Convém, no entanto, observar que o termo “foro” ou “forum” aparece repetidas vezes, em muitos desses e em outros documentos, aplicado também a realidades diferentes, significando ora o conjunto das prescrições contidas no documento, ora as taxas das portagens, ora o estatuto social e jurídico de uma determinada classe, ora, finalmente, as rendas a pagar sobre as propriedades rústicas ou urbanas, e, dentro desta acepção, muito especificamente, a importância fixa ou “cânone” a pagar anualmente pelo domínio útil das terras, como sucede nos contratos de enfiteuse ou emprazamento, também chamados de aforamento. Assim, por exemplo, se no foral de S. João da Pesqueira "forum designa o próprio diploma (“Istud vero forum firmavit rex domnus Fernandus”), no foral de Évora, de 1166, encontramos “forum” a designar o conjunto das disposições que integram o foral (“Damus vobis forum et costume de Avila”), o imposto das sisas ou portagens (De portagem: foro de trosel de cavalo, de panos de lana vel lino, I solidum”), o estatuto próprio de uma classe (“si miles per naturam ibi perdiderit equum et recuperare non potuerit semper stet in foro militis”), enquanto no foral de Aguiar da Beira [1157-1169], entre outras, se lê esta passagem: “pedon vendat suam proprietatem ad quem voluerit et decimam restet in foro”, onde “foro” designa o imposto da décima que recai sobre a propriedade. Não se esqueça que nesta época nem sempre é fácil distinguir aquilo que hoje chamamos foral de um simples contrato de enfiteuse, não só por causa da imprecisão das fórmulas notariais, mas também por falta de clareza na distinção entre os direitos individuais de propriedade e o domínio político.

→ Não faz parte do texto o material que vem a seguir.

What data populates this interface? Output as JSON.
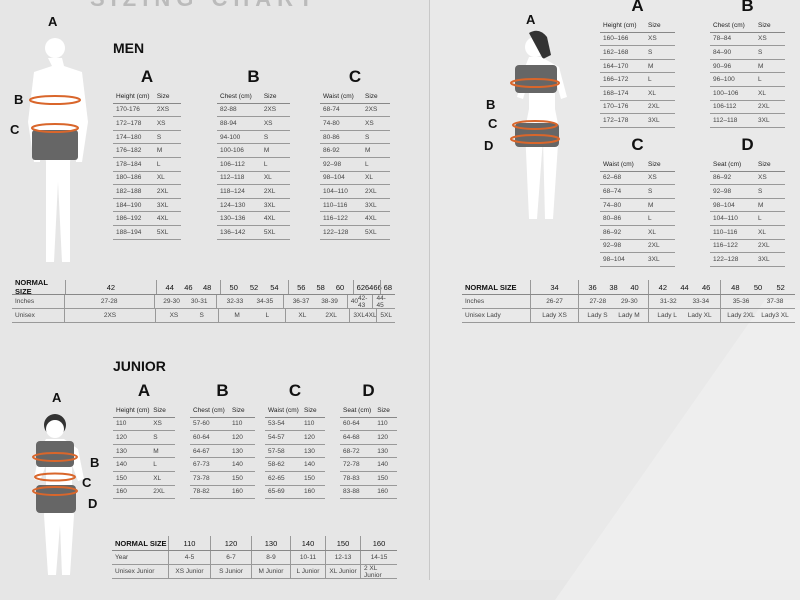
{
  "header": {
    "title_partial": "SIZING CHART"
  },
  "men": {
    "title": "MEN",
    "figure_labels": [
      "A",
      "B",
      "C"
    ],
    "tables": [
      {
        "letter": "A",
        "headers": [
          "Height (cm)",
          "Size"
        ],
        "rows": [
          [
            "170-176",
            "2XS"
          ],
          [
            "172–178",
            "XS"
          ],
          [
            "174–180",
            "S"
          ],
          [
            "176–182",
            "M"
          ],
          [
            "178–184",
            "L"
          ],
          [
            "180–186",
            "XL"
          ],
          [
            "182–188",
            "2XL"
          ],
          [
            "184–190",
            "3XL"
          ],
          [
            "186–192",
            "4XL"
          ],
          [
            "188–194",
            "5XL"
          ]
        ]
      },
      {
        "letter": "B",
        "headers": [
          "Chest (cm)",
          "Size"
        ],
        "rows": [
          [
            "82-88",
            "2XS"
          ],
          [
            "88-94",
            "XS"
          ],
          [
            "94-100",
            "S"
          ],
          [
            "100-106",
            "M"
          ],
          [
            "106–112",
            "L"
          ],
          [
            "112–118",
            "XL"
          ],
          [
            "118–124",
            "2XL"
          ],
          [
            "124–130",
            "3XL"
          ],
          [
            "130–136",
            "4XL"
          ],
          [
            "136–142",
            "5XL"
          ]
        ]
      },
      {
        "letter": "C",
        "headers": [
          "Waist (cm)",
          "Size"
        ],
        "rows": [
          [
            "68-74",
            "2XS"
          ],
          [
            "74-80",
            "XS"
          ],
          [
            "80-86",
            "S"
          ],
          [
            "86-92",
            "M"
          ],
          [
            "92–98",
            "L"
          ],
          [
            "98–104",
            "XL"
          ],
          [
            "104–110",
            "2XL"
          ],
          [
            "110–116",
            "3XL"
          ],
          [
            "116–122",
            "4XL"
          ],
          [
            "122–128",
            "5XL"
          ]
        ]
      }
    ],
    "normal": {
      "labels": [
        "NORMAL SIZE",
        "Inches",
        "Unisex"
      ],
      "groups": [
        {
          "sizes": [
            "42"
          ],
          "inches": [
            "27-28"
          ],
          "unisex": [
            "2XS"
          ]
        },
        {
          "sizes": [
            "44",
            "46",
            "48"
          ],
          "inches": [
            "29-30",
            "30-31"
          ],
          "unisex": [
            "XS",
            "S"
          ]
        },
        {
          "sizes": [
            "50",
            "52",
            "54"
          ],
          "inches": [
            "32-33",
            "34-35"
          ],
          "unisex": [
            "M",
            "L"
          ]
        },
        {
          "sizes": [
            "56",
            "58",
            "60"
          ],
          "inches": [
            "36-37",
            "38-39"
          ],
          "unisex": [
            "XL",
            "2XL"
          ]
        },
        {
          "sizes": [
            "62",
            "64",
            "66"
          ],
          "inches": [
            "40",
            "42-43"
          ],
          "unisex": [
            "3XL",
            "4XL"
          ]
        },
        {
          "sizes": [
            "68"
          ],
          "inches": [
            "44-45"
          ],
          "unisex": [
            "5XL"
          ]
        }
      ]
    }
  },
  "women": {
    "figure_labels": [
      "A",
      "B",
      "C",
      "D"
    ],
    "tables": [
      {
        "letter": "A",
        "headers": [
          "Height (cm)",
          "Size"
        ],
        "rows": [
          [
            "160–166",
            "XS"
          ],
          [
            "162–168",
            "S"
          ],
          [
            "164–170",
            "M"
          ],
          [
            "166–172",
            "L"
          ],
          [
            "168–174",
            "XL"
          ],
          [
            "170–176",
            "2XL"
          ],
          [
            "172–178",
            "3XL"
          ]
        ]
      },
      {
        "letter": "B",
        "headers": [
          "Chest (cm)",
          "Size"
        ],
        "rows": [
          [
            "78–84",
            "XS"
          ],
          [
            "84–90",
            "S"
          ],
          [
            "90–96",
            "M"
          ],
          [
            "96–100",
            "L"
          ],
          [
            "100–106",
            "XL"
          ],
          [
            "106-112",
            "2XL"
          ],
          [
            "112–118",
            "3XL"
          ]
        ]
      },
      {
        "letter": "C",
        "headers": [
          "Waist (cm)",
          "Size"
        ],
        "rows": [
          [
            "62–68",
            "XS"
          ],
          [
            "68–74",
            "S"
          ],
          [
            "74–80",
            "M"
          ],
          [
            "80–86",
            "L"
          ],
          [
            "86–92",
            "XL"
          ],
          [
            "92–98",
            "2XL"
          ],
          [
            "98–104",
            "3XL"
          ]
        ]
      },
      {
        "letter": "D",
        "headers": [
          "Seat (cm)",
          "Size"
        ],
        "rows": [
          [
            "86–92",
            "XS"
          ],
          [
            "92–98",
            "S"
          ],
          [
            "98–104",
            "M"
          ],
          [
            "104–110",
            "L"
          ],
          [
            "110–116",
            "XL"
          ],
          [
            "116–122",
            "2XL"
          ],
          [
            "122–128",
            "3XL"
          ]
        ]
      }
    ],
    "normal": {
      "labels": [
        "NORMAL SIZE",
        "Inches",
        "Unisex Lady"
      ],
      "groups": [
        {
          "sizes": [
            "34"
          ],
          "inches": [
            "26-27"
          ],
          "unisex": [
            "Lady XS"
          ]
        },
        {
          "sizes": [
            "36",
            "38",
            "40"
          ],
          "inches": [
            "27-28",
            "29-30"
          ],
          "unisex": [
            "Lady S",
            "Lady M"
          ]
        },
        {
          "sizes": [
            "42",
            "44",
            "46"
          ],
          "inches": [
            "31-32",
            "33-34"
          ],
          "unisex": [
            "Lady L",
            "Lady XL"
          ]
        },
        {
          "sizes": [
            "48",
            "50",
            "52"
          ],
          "inches": [
            "35-36",
            "37-38"
          ],
          "unisex": [
            "Lady 2XL",
            "Lady3 XL"
          ]
        }
      ]
    }
  },
  "junior": {
    "title": "JUNIOR",
    "figure_labels": [
      "A",
      "B",
      "C",
      "D"
    ],
    "tables": [
      {
        "letter": "A",
        "headers": [
          "Height (cm)",
          "Size"
        ],
        "rows": [
          [
            "110",
            "XS"
          ],
          [
            "120",
            "S"
          ],
          [
            "130",
            "M"
          ],
          [
            "140",
            "L"
          ],
          [
            "150",
            "XL"
          ],
          [
            "160",
            "2XL"
          ]
        ]
      },
      {
        "letter": "B",
        "headers": [
          "Chest (cm)",
          "Size"
        ],
        "rows": [
          [
            "57-60",
            "110"
          ],
          [
            "60-64",
            "120"
          ],
          [
            "64-67",
            "130"
          ],
          [
            "67-73",
            "140"
          ],
          [
            "73-78",
            "150"
          ],
          [
            "78-82",
            "160"
          ]
        ]
      },
      {
        "letter": "C",
        "headers": [
          "Waist (cm)",
          "Size"
        ],
        "rows": [
          [
            "53-54",
            "110"
          ],
          [
            "54-57",
            "120"
          ],
          [
            "57-58",
            "130"
          ],
          [
            "58-62",
            "140"
          ],
          [
            "62-65",
            "150"
          ],
          [
            "65-69",
            "160"
          ]
        ]
      },
      {
        "letter": "D",
        "headers": [
          "Seat (cm)",
          "Size"
        ],
        "rows": [
          [
            "60-64",
            "110"
          ],
          [
            "64-68",
            "120"
          ],
          [
            "68-72",
            "130"
          ],
          [
            "72-78",
            "140"
          ],
          [
            "78-83",
            "150"
          ],
          [
            "83-88",
            "160"
          ]
        ]
      }
    ],
    "normal": {
      "labels": [
        "NORMAL SIZE",
        "Year",
        "Unisex Junior"
      ],
      "groups": [
        {
          "sizes": [
            "110"
          ],
          "inches": [
            "4-5"
          ],
          "unisex": [
            "XS Junior"
          ]
        },
        {
          "sizes": [
            "120"
          ],
          "inches": [
            "6-7"
          ],
          "unisex": [
            "S Junior"
          ]
        },
        {
          "sizes": [
            "130"
          ],
          "inches": [
            "8-9"
          ],
          "unisex": [
            "M Junior"
          ]
        },
        {
          "sizes": [
            "140"
          ],
          "inches": [
            "10-11"
          ],
          "unisex": [
            "L Junior"
          ]
        },
        {
          "sizes": [
            "150"
          ],
          "inches": [
            "12-13"
          ],
          "unisex": [
            "XL Junior"
          ]
        },
        {
          "sizes": [
            "160"
          ],
          "inches": [
            "14-15"
          ],
          "unisex": [
            "2 XL Junior"
          ]
        }
      ]
    }
  },
  "colors": {
    "measure_line": "#d9662b",
    "shorts": "#666666",
    "figure": "#ffffff"
  }
}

Os notários ou, de um modo geral, os escribas dos séculos XI e XII não tinham uma designação precisa reservada às cartas de foral e por isso aplicam-lhes as mesmas com que referiam os outros documentos. Tais designações têm muito a ver com a imprecisão ou a versatilidade das fórmulas notariais da época, com os hábitos e tradições dos scriptoria ou da chancelaria onde foram elaborados tais diplomas.

A umas está subjacente o aspecto externo ou o suporte material do documento, outras traduzem a sua força vinculativa, a sua eficácia, outras referem-se ao seu conteúdo.

 

1.1. A designação mais simples com que se apresentam alguns forais é, já acima referimos, a de carta ou cartam (Sernancelhe, 1124; Valezim, 1201). Numa passagem do primeiro foral de Melgaço, acrescenta-se uma segunda palavra, quase sinónima: cartam et scriptum. Associado à palavra cartam aparece o vocábulo scripturam, nos forais de Numão, em 1130 (“facimus vobis cartam sicut et fecimus per scripturam”), e de Freixo de Espada à Cinta, em 1152 (“facimus cartulam sicut et fecimus per scripturam).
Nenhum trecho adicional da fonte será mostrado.